Bay Grasses in Classes Kicks Off Tenth Season with
Teacher Trainings in January
2007 - The Bay Grasses in Classes (BGIC) project is a joint partnership with
the Maryland Department of Natural Resources (DNR) and the Chesapeake Bay
Foundation (CBF). Since 1998, over 1,404 classes and 36,050 students have been
involved with Bay Grasses in Classes. During this time students have planted
over 2.75 acres of bottom surface in the Bay with the 475,000 plants grown in
their classrooms. In 2004, for the first time, annual aerial surveys taken by
the Virginia Institute of Marine Science (VIMS) have mapped healthy grass beds
planted by students in the program.
Seventy-one returning teachers as well as 33 new teachers from 83 schools across
the State of Maryland participated in training sessions in January.

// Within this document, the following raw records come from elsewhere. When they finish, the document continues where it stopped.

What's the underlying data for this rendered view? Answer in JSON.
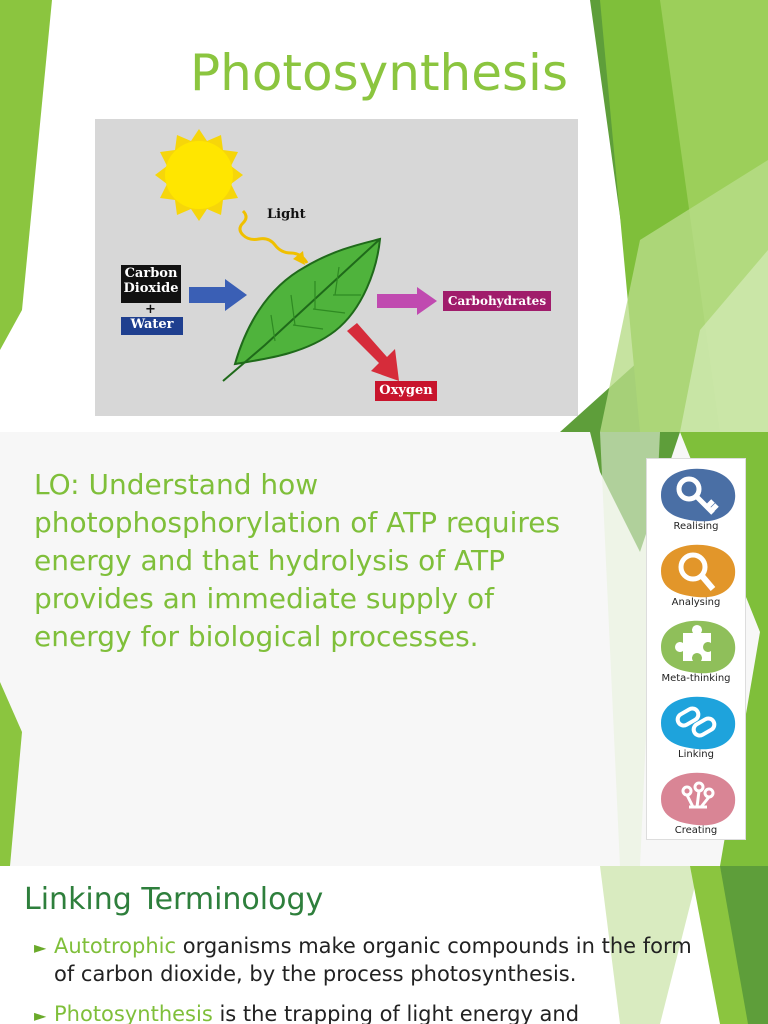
{
  "slide1": {
    "title": "Photosynthesis",
    "diagram": {
      "light": "Light",
      "carbon_dioxide": "Carbon Dioxide",
      "plus": "+",
      "water": "Water",
      "carbohydrates": "Carbohydrates",
      "oxygen": "Oxygen"
    }
  },
  "slide2": {
    "lo_text": "LO: Understand how photophosphorylation of ATP requires energy and that hydrolysis of ATP provides an immediate supply of energy for biological processes.",
    "skills": [
      {
        "label": "Realising",
        "color": "#4a6fa5",
        "icon": "key-icon"
      },
      {
        "label": "Analysing",
        "color": "#e2962a",
        "icon": "magnifier-icon"
      },
      {
        "label": "Meta-thinking",
        "color": "#8fbf5a",
        "icon": "puzzle-icon"
      },
      {
        "label": "Linking",
        "color": "#1ea3dc",
        "icon": "chain-link-icon"
      },
      {
        "label": "Creating",
        "color": "#d98595",
        "icon": "creating-icon"
      }
    ]
  },
  "slide3": {
    "title": "Linking Terminology",
    "bullets": [
      {
        "term": "Autotrophic",
        "rest": " organisms make organic compounds in the form of carbon dioxide, by the process photosynthesis."
      },
      {
        "term": "Photosynthesis",
        "rest": " is the trapping of light energy and"
      }
    ]
  },
  "colors": {
    "accent_green": "#8bc53f",
    "dark_green": "#2e7f3c",
    "co2_box": "#111111",
    "water_box": "#1f3f8f",
    "carbs_box": "#a01c6b",
    "oxygen_box": "#c8142c"
  }
}
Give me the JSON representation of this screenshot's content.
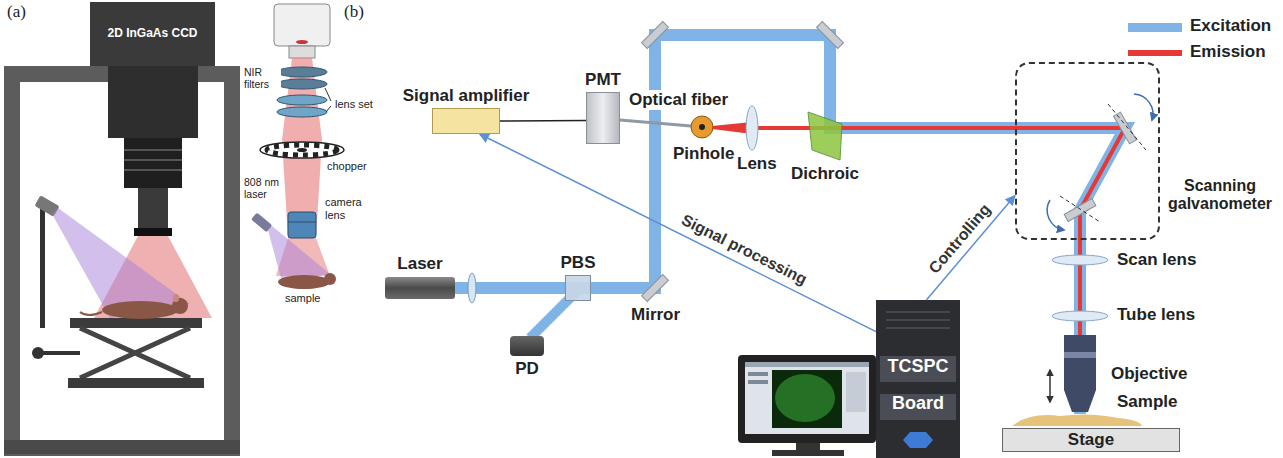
{
  "diagram": {
    "nodes": [
      {
        "text": [
          "2D InGaAs CCD"
        ]
      },
      {
        "text": [
          "Signal amplifier"
        ]
      },
      {
        "text": [
          "PMT"
        ]
      },
      {
        "text": [
          "Laser"
        ]
      },
      {
        "text": [
          "PBS"
        ]
      },
      {
        "text": [
          "PD"
        ]
      },
      {
        "text": [
          "Scanning galvanometer"
        ]
      },
      {
        "text": [
          "TCSPC",
          "Board"
        ]
      },
      {
        "text": [
          "Stage"
        ]
      }
    ],
    "edges": [
      {
        "from": 1,
        "to": 2,
        "arrow": "none"
      },
      {
        "from": 7,
        "to": 1,
        "label": "Signal processing",
        "arrow": "to"
      },
      {
        "from": 7,
        "to": 6,
        "label": "Controlling",
        "arrow": "to"
      }
    ],
    "labels": [
      "(a)",
      "NIR filters",
      "lens set",
      "chopper",
      "808 nm laser",
      "camera lens",
      "sample",
      "(b)",
      "Optical fiber",
      "Pinhole",
      "Lens",
      "Dichroic",
      "Mirror",
      "Scan lens",
      "Tube lens",
      "Objective",
      "Sample"
    ],
    "legend": [
      {
        "text": "Excitation",
        "color": "#80b3e6"
      },
      {
        "text": "Emission",
        "color": "#e53935"
      }
    ]
  }
}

During
training, teachers were provided with the curriculum materials and introduced to
online resources necessary to educate their classes on the importance of bay
grasses. In addition, materials necessary to construct bay grass growth chambers
in their classrooms including: aquarium equipment, sediment, and seeds or adult
plants were distributed.
Over the course of the next few months, teachers will actively engage students
in each phase of growing bay grasses: mixing the soil, setting up the aquaria,
and planting seeds or vegetative material from adult plants. Each week, teachers
will lead students through monitoring growth of plants, collecting water quality
data, and entering data into an on-line data entry system housed on the newly
redesigned Bay Grasses in classes Website (http://www.dnr.state.md.us/bay/sav/bgic/).
Later this spring, students will transport the grasses to one of
four restoration sites throughout the state to plant the grasses, as well as
take part in other educational activities including: seining and water quality
activities designed to reinforce their knowledge of bay grasses. By studying the
ecological importance of bay grasses and actively participating in restoration,
students also gained a sense of stewardship of the Bay.
grasses (also known as submerged aquatic vegetation, or SAV) are critical to a
healthy Chesapeake Bay. They provide important habitats for young fish and
crabs, serve as food for waterfowl, help protect shorelines from erosion, keep
water clear, consume excess nutrients, and add oxygen to the water. Current bay
grass populations are less than 25 percent of historic levels, mainly due to
excessive nutrient pollution (mainly nitrogen and phosphorus) and sediment
resulting from human activities clouding the water and preventing sufficient
sunlight from reaching the plants.
BGIC receives funding from the Chesapeake Bay Trust and the
National Oceanic and Atmospheric Administration (NOAA).